Reality Check evaluation: Pass
Reasoning:
The failed verification report highlighted that the previous summary
oversimplified the impact of budget cuts by not acknowledging the
increase in the overall budget for the fire department. The new output
was evaluated to see if it addressed this issue by providing a balanced
view that includes both the budget cuts and the increase in overall
budget. [..] The headline mentions scrutiny of the budget and leadership,
suggesting a more nuanced view. [..] This indicates that the new output
does not oversimplify the situation and provides a balanced perspective,
thus addressing the specific issue identified in the failed verification
report. Additionally, the new output does not repeat any unsupported
claims from the previous summary, as it includes information about the
increase in the overall budget, providing a more comprehensive view of
the situation.
The new headline passes the Reality Check. Although the difference between the new headline and the originally generated one is nuanced, even these subtleties are important to maintain accurate reporting.

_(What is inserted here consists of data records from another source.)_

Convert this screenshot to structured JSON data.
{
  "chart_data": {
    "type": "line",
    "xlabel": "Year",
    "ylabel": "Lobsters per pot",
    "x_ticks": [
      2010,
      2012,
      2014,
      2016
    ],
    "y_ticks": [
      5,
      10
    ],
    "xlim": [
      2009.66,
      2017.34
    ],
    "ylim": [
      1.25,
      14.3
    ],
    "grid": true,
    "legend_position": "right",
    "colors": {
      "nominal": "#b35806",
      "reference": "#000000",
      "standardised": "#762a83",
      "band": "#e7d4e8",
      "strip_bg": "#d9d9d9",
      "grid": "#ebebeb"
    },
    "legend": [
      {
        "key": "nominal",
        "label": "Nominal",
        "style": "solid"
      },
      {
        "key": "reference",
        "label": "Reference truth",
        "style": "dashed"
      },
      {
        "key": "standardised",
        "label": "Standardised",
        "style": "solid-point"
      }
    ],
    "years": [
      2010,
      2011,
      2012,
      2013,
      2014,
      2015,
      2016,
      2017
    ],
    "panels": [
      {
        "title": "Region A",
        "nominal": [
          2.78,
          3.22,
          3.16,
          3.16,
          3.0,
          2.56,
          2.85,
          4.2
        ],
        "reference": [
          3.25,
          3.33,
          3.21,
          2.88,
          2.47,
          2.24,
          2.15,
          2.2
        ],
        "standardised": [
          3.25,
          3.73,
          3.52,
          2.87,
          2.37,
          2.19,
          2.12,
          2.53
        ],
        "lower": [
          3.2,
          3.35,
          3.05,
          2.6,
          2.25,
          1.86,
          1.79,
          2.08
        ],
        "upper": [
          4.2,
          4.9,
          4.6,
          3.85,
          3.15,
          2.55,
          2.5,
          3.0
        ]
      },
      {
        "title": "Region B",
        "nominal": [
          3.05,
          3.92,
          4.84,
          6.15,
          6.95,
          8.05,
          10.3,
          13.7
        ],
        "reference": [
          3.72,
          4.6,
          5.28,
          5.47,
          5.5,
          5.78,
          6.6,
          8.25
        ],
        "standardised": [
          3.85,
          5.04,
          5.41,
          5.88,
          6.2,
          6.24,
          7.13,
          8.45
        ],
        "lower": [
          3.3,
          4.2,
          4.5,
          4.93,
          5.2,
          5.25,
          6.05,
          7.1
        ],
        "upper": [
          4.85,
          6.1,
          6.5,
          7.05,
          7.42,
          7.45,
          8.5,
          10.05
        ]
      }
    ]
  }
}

For brevity, we’ve shown an example related to a headline, but in practice the Reality Checks are performed for headlines, subheads, bullet point summaries, and Q&A. Reality checks are performed on all Particle stories before they reach your feed.
Of course, the LLM used to perform Reality Checks and detect errors can also make mistakes. Who watches the watchman? Humans!
3. Transparent Error Tracking for Human Oversight
When Particle “shows its work” with Reality Checks, it creates a transparent digital paper trail, complete with citations that humans review. Some of these results are also visible in the Particle app for users to see: Tap on any bullet point summary to see a selection of citations that confirm the claims being made.
Users can report anything that seems off or inaccurate on any story. These reports trigger immediate reviews by our engineering team and editorial staff, who provide an additional human layer of oversight. The paper trail contains additional context to our team to confirm or fix the errors that users spot.
Companies using AI can do a lot more to reduce hallucinations, and they should
While AI gives us powerful new ways to understand the news, we must ensure its insights are reliable and trustworthy. We can’t completely eliminate errors in language models yet, but we’ve developed robust methods to detect and minimize them. We’ve made great progress in reducing these errors, and while the results are encouraging, this is just the beginning. We’re actively working on additional measures to bring those numbers down further, and reducing the number of errors to 1 in 100,000 is in sight.
Download Particle today on the iOS App Store 📲
*Addressing hallucinations is different from fact-checking. Fixing hallucinations ensures the output remains true to the source material, while fact-checking confirms the content is accurate. At Particle, we use high quality, reputable news sources and human reviews to avoid misinformation. This is a top priority, and we’re dedicated to improving it further.